Even router vendors like Cisco recognize that customers who buy high end routers may not want to expend expensive CPU cycles on NetFlow/IPFIX generation nor rely on sampling NetFlow which makes it unusable for cyber-security applications. The need is for offloaded appliances that product packet-accurate non-sample NetFlow/IPFIX. Cisco’s own NetFlow Generation Appliance (NGA) is an option. The older NGA 3140 tops out at 120,000 frames per second (fps). Higher end offload appliances from some vendors can sustain 250,000 to 500,000 fps to keep up with busy 10 Gb network pipes.
So we have a way to generate NetFlow/IPFIX but what about the analytics needed to actually detect cyber-attacks? While you may have a traditional SIEM (HP ArcSight ESM, McAfee ESM, IBM QRadar) or a tool like Splunk it is unrealistic to send NetFlow/IPFIX data at very high rates into these systems. A better way would be to trim down the traffic and analyze it on the wire before sending it to the SIEM.
NetFlow Logic a bay area startup has a high volume NetFlow processing product “NetFlow Integrator” which can ingest NetFlow/IPFIX records and process the stream in flight using an in-memory database. The product scales its throughput based on the number of underlying server cores. For instance a 16 core server would allow it to scale throughput to over 500,000 fps.
The product is not a NetFlow collector but is categorized as a NetFlow/IPFIX Mediator (see RFC 5982). NetFlow Integrator reduces NetFlow data by consolidating information into “conversations” rather than flows within a conversation. Flow records are processed by one or more rules (canned or custom – creating using a GUI/SDK) which have their own logic to apply to each flow record. These rules can aid in the following types of detection:
Detection of Botnet:
A user would load a list of known Command & Control servers (possibly obtained from sites like Emerging Threats or from your own private source) into the rule. Every incoming NetFlow record is examined to determine if the source or destination IP address matches this list. If there is a match this matched information is forwarded to the SIEM. The SIEM in turn will alert a security analyst if any botnet slaves are detected on the network.

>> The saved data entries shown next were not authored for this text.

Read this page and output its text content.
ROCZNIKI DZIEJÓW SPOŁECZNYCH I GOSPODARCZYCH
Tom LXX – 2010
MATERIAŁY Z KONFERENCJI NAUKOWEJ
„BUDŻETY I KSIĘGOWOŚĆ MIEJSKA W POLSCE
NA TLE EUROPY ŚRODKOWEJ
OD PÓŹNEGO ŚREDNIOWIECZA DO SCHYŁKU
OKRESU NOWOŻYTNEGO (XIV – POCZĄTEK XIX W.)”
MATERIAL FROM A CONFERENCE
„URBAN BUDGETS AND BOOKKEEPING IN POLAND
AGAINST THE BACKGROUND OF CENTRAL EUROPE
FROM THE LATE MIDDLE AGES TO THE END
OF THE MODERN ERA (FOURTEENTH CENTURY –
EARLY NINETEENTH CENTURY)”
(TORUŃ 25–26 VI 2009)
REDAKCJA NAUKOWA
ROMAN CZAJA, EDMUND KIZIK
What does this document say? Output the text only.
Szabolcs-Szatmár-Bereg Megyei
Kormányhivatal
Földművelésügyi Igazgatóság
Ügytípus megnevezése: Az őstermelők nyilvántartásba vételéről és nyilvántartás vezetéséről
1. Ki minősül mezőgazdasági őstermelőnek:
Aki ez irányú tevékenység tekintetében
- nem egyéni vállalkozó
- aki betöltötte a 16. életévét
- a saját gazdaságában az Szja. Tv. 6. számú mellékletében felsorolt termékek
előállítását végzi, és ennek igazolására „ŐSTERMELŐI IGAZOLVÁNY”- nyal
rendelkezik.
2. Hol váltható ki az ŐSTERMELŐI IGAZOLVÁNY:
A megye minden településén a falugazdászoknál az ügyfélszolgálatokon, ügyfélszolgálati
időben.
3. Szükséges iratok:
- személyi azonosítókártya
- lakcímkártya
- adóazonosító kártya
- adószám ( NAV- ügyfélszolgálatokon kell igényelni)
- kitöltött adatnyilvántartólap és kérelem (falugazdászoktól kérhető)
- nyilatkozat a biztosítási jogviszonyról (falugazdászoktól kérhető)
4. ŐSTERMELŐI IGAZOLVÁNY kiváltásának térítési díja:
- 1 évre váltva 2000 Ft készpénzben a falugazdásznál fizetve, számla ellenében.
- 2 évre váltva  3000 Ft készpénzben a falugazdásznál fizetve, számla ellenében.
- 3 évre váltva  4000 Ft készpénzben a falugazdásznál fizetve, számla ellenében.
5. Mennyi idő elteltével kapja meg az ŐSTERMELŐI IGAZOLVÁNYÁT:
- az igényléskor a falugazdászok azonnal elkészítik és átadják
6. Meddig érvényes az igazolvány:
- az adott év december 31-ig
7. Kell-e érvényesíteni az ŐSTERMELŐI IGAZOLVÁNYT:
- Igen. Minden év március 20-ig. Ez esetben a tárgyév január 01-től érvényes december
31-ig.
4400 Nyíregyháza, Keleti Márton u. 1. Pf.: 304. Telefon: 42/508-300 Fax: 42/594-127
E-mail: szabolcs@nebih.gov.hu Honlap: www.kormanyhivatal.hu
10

NetFlow Integrator has rules to identify scanners who are doing “port sweeps” of your network. It can also look for data exfiltration by examining an infected host that starts proliferating on the internal network. A custom algorithm detects when a client suddenly starts behaving like a server. This is something that can’t be done by signature based firewalls.
In conclusion, to detect malware/botnets/APT use NetFlow/IPFIX which is something your routers, switches, firewalls support today. Keep your existing SIEM in place but introduce an IPFIX offload appliance especially if you have large 10 Gb network pipes and don’t want to burden your routers. Use a tool like that from NetFlow Logic to analyze NetFlow/IPFIX records on the wire and use your SIEM for the alerting and remediation.